The sin of racism: A Gospel response

Comments (3)
  1. Stephen Hoffman says:

    I know this article was written out of true, loving, Christian intentions, but I think it unfortunately causes more confusion around the subject (at least for me) than it provides answers.

    A few examples of confusing phrases:

    1. “The church does not fear homosexual or trans people.”
    A correct, and unavoidable, assumption in this article is the “sameness” we have as God’s creation; as humans. After the Fall, part of that “sameness” is recognizing that we our sinful, the knowledge of which comes from the Law. God’s Law, as His Word, shows us Truth, and Truth tells us that we are created male & female. The consequences of which allow for no recognition of language that obscures this Truth, such as “transgender” or “cisgender”, and for that matter “homosexual” or “heterosexual”. No one is transsexual (and, by extension, “cisgender” is therefore also a made up word) so we shouldn’t use that term.

    2. “The church should not get itself balled up in secular policy debates when the Bible does not clearly mandate one Christian response.” followed by “Christians should vote. Christians will not always come to the same conclusions on these matters.”
    Identifying what is merely a secular policy debate and Christians agreeing on what the Bible clearly mandates appear to have become increasingly difficult endeavors in our age. Although the statements above are factually true, the church getting involved more often may assist untangling our confusion. Additionally, if Christians are essentially the church, and they vote, then the church really isn’t not involved to begin with. Clear statements by the leadership of a church body may in turn bring about greater unity among Christians and their conclusions on things.
    I’m happy to hear in this case that the subject of “antiracism” will be discussed as a church at the Making Disciples for Life conference.

    3. “Meanwhile, the church has THE antiracist policy — the Gospel.”
    The Gospel isn’t a policy encompassing antiracism, because “antiracism” is a meaningless word. It’s used, as again this article rightly calls out, to attack fundamental Christian teachings. The Gospel alone isn’t a cure against things opposed to Christianity.
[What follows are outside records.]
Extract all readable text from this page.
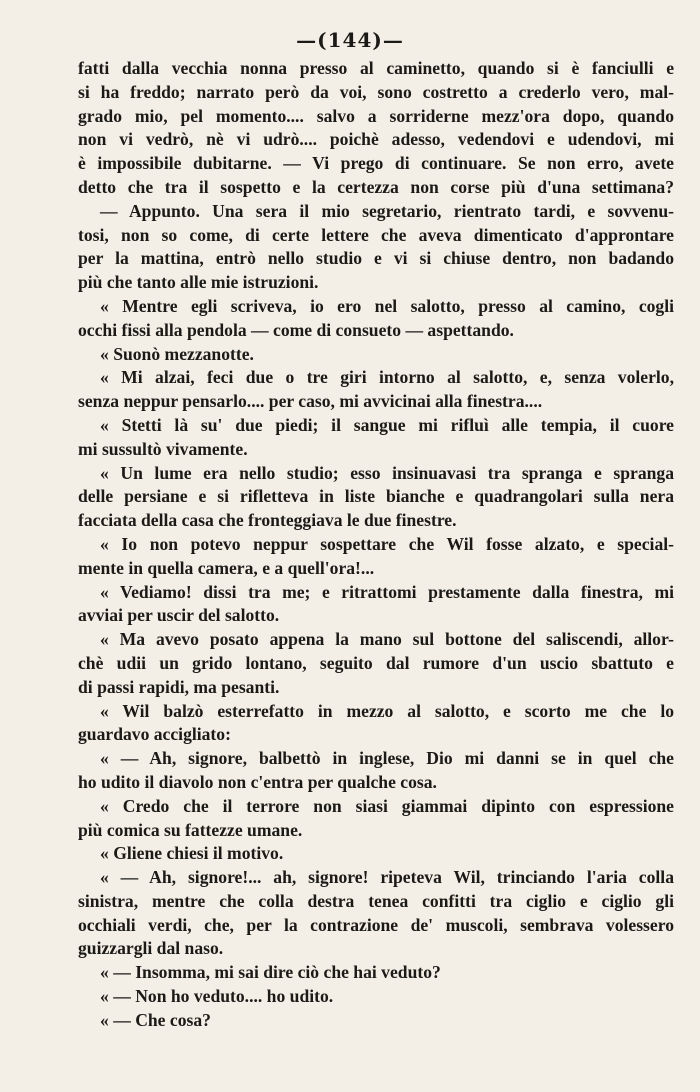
—(144)—
fatti dalla vecchia nonna presso al caminetto, quando si è fanciulli e
si ha freddo; narrato però da voi, sono costretto a crederlo vero, mal-
grado mio, pel momento.... salvo a sorriderne mezz'ora dopo, quando
non vi vedrò, nè vi udrò.... poichè adesso, vedendovi e udendovi, mi
è impossibile dubitarne. — Vi prego di continuare. Se non erro, avete
detto che tra il sospetto e la certezza non corse più d'una settimana?
— Appunto. Una sera il mio segretario, rientrato tardi, e sovvenu-
tosi, non so come, di certe lettere che aveva dimenticato d'approntare
per la mattina, entrò nello studio e vi si chiuse dentro, non badando
più che tanto alle mie istruzioni.
« Mentre egli scriveva, io ero nel salotto, presso al camino, cogli
occhi fissi alla pendola — come di consueto — aspettando.
« Suonò mezzanotte.
« Mi alzai, feci due o tre giri intorno al salotto, e, senza volerlo,
senza neppur pensarlo.... per caso, mi avvicinai alla finestra....
« Stetti là su' due piedi; il sangue mi rifluì alle tempia, il cuore
mi sussultò vivamente.
« Un lume era nello studio; esso insinuavasi tra spranga e spranga
delle persiane e si rifletteva in liste bianche e quadrangolari sulla nera
facciata della casa che fronteggiava le due finestre.
« Io non potevo neppur sospettare che Wil fosse alzato, e special-
mente in quella camera, e a quell'ora!...
« Vediamo! dissi tra me; e ritrattomi prestamente dalla finestra, mi
avviai per uscir del salotto.
« Ma avevo posato appena la mano sul bottone del saliscendi, allor-
chè udii un grido lontano, seguito dal rumore d'un uscio sbattuto e
di passi rapidi, ma pesanti.
« Wil balzò esterrefatto in mezzo al salotto, e scorto me che lo
guardavo accigliato:
« — Ah, signore, balbettò in inglese, Dio mi danni se in quel che
ho udito il diavolo non c'entra per qualche cosa.
« Credo che il terrore non siasi giammai dipinto con espressione
più comica su fattezze umane.
« Gliene chiesi il motivo.
« — Ah, signore!... ah, signore! ripeteva Wil, trinciando l'aria colla
sinistra, mentre che colla destra tenea confitti tra ciglio e ciglio gli
occhiali verdi, che, per la contrazione de' muscoli, sembrava volessero
guizzargli dal naso.
« — Insomma, mi sai dire ciò che hai veduto?
« — Non ho veduto.... ho udito.
« — Che cosa?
    I don’t mean to be hateful or harsh. The article mentions many good things, but seems to work against itself in various, and (maybe to some) small ways. But little misguided steps or phrases ball up into much larger issues down the road. We are living through such a nightmare in our own time.

  2. Doris Houghtaling says:

    Excellent article. Rev Keith Haney also did a Bible study that helped to understand our status regarding racism. All of us carry biases and we need to recognize them in order to ask for forgiveness and direction from our Lord and Savior. Seeing another human being as being made in the image of God let’s us celebrate our uniqueness.

  3. Roger Staley says:

    I recently joined the LCMS close to me because the ELCA has spent millions of congregates dollars creating a hundred or more statements, open letters by Eaton concerning every social situation on the planet, gender affirming “demands”, transgender bishops and homosexual pastors with a homosexual partner/spouse sitting in the same worship service. So far, I have not seen but a handful of social statements handed out of St. Louis and I pray it stays that way. The church needs to love everyone, however, it does not need to be engaged in insisting it’s members are racists and white supremacists or any other “ism”. The church should stay out of civil affairs. I feel people want to go to a church that focuses on Jesus and his salvation and teachings and not proclaim itself a partisan church body as most Council of Churches denominations practice!